Coleman Barks
Robert Bly

Excerpt from "Poems of Rumi" read by Coleman Barks and Robert Bly

Poems of Rumi Cover We are delighted to offer this excerpt from "The Poems of Rumi" as read by Coleman Barks, leading scholar and translator of Rumi poetry, and Robert Bly, poet, author, and leader of the men's movement. Jalaluddin Rumi is a beloved as a spiritual master and one of the greatest poets of all time. 

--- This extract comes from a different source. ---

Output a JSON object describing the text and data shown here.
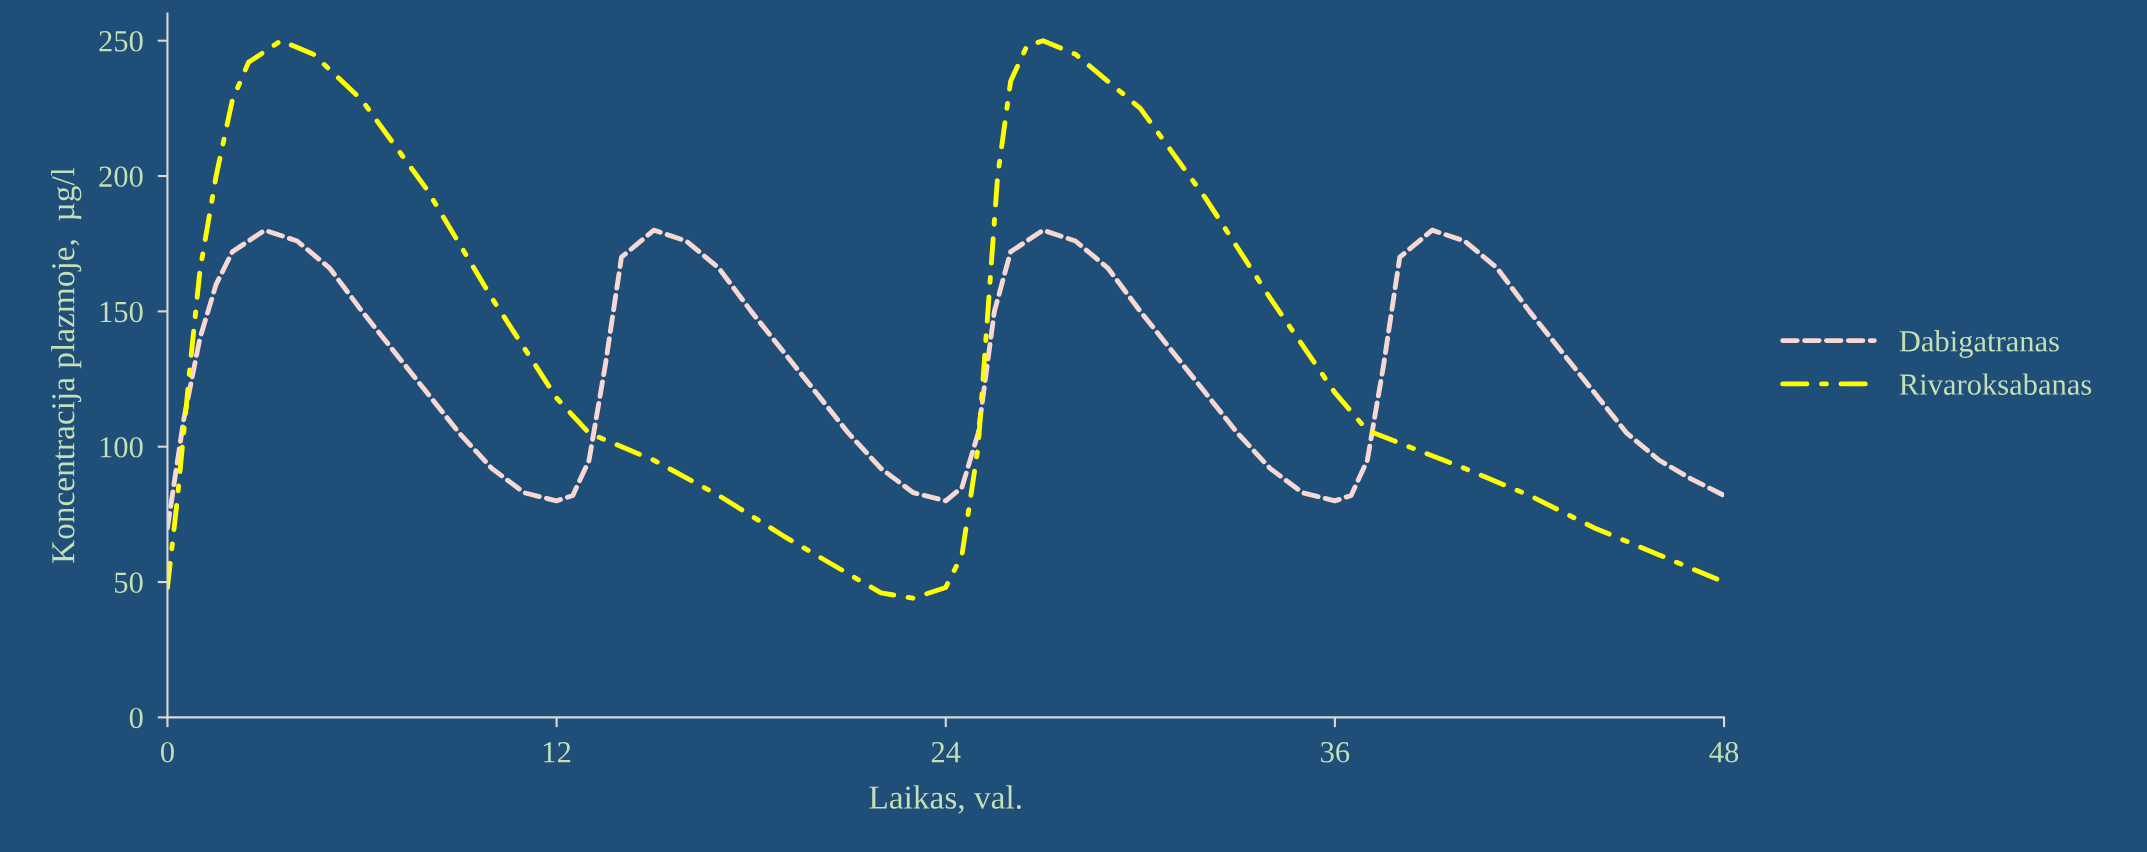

The dictionaries have no entry for the sort of love we have. If you can define a road, it’s not the lover’s road. The high branches of love shoot up into the air that exists before eternity and the roots grow down into the earth after eternity. This tree doesn’t stand around isolated on the earth. We have pulled the sober watcher from his throne. We’ve moved the said rules for animal and instinctual life. The kind of love that we know of is too great for this sober watcher, and for this simple instinctual life. Now, if you believe that your need can be met and you’re wanting, satisfied from the outside, you are really a tiger or a cougar. You pray any longer to wooden idols, then why do you keep praying to your desire? If you become the one you long for, what will you do with your longing? The captain stalks on the deck of his ship. The planks are his spears of the bad things that may happen, and the wood is his longing for marvelous things to happen. When the captain and the board both sink, nothing remains but the drowning. The teacher I love is the ocean and also the pearl deep in the ocean. His personality is the one secret the holy one never gave away. 


Once a sheikh and a disciple were walking quickly toward a town where it’s known there is very little to eat. The disciple says nothing but he is constantly afraid of going hungry. The teacher knows what the student thinks. How long will you be frightened of the future because you love food? You have closed the eye of self-denial and forgotten who provides. Don’t worry, you’ll have your walnuts and raisins and special deserts. Only the true favorites get hunger for their daily bread. You’re not one of those. Whoever loves the belly is brought bowl after bowl from the kitchen. When such a person dies, the bread itself comes to the funeral and makes a speech. “O corpse, you almost killed yourself with worrying about food. Now you’re gone and food is still here, more than enough. Have some free bread. Bread is more in love with you than you with it. It sits and waits for days. It knows you have no will. If you could fast, bread would jump into your lap as lovers do with each other. Be full with trusting, not with these childish fears of famine.”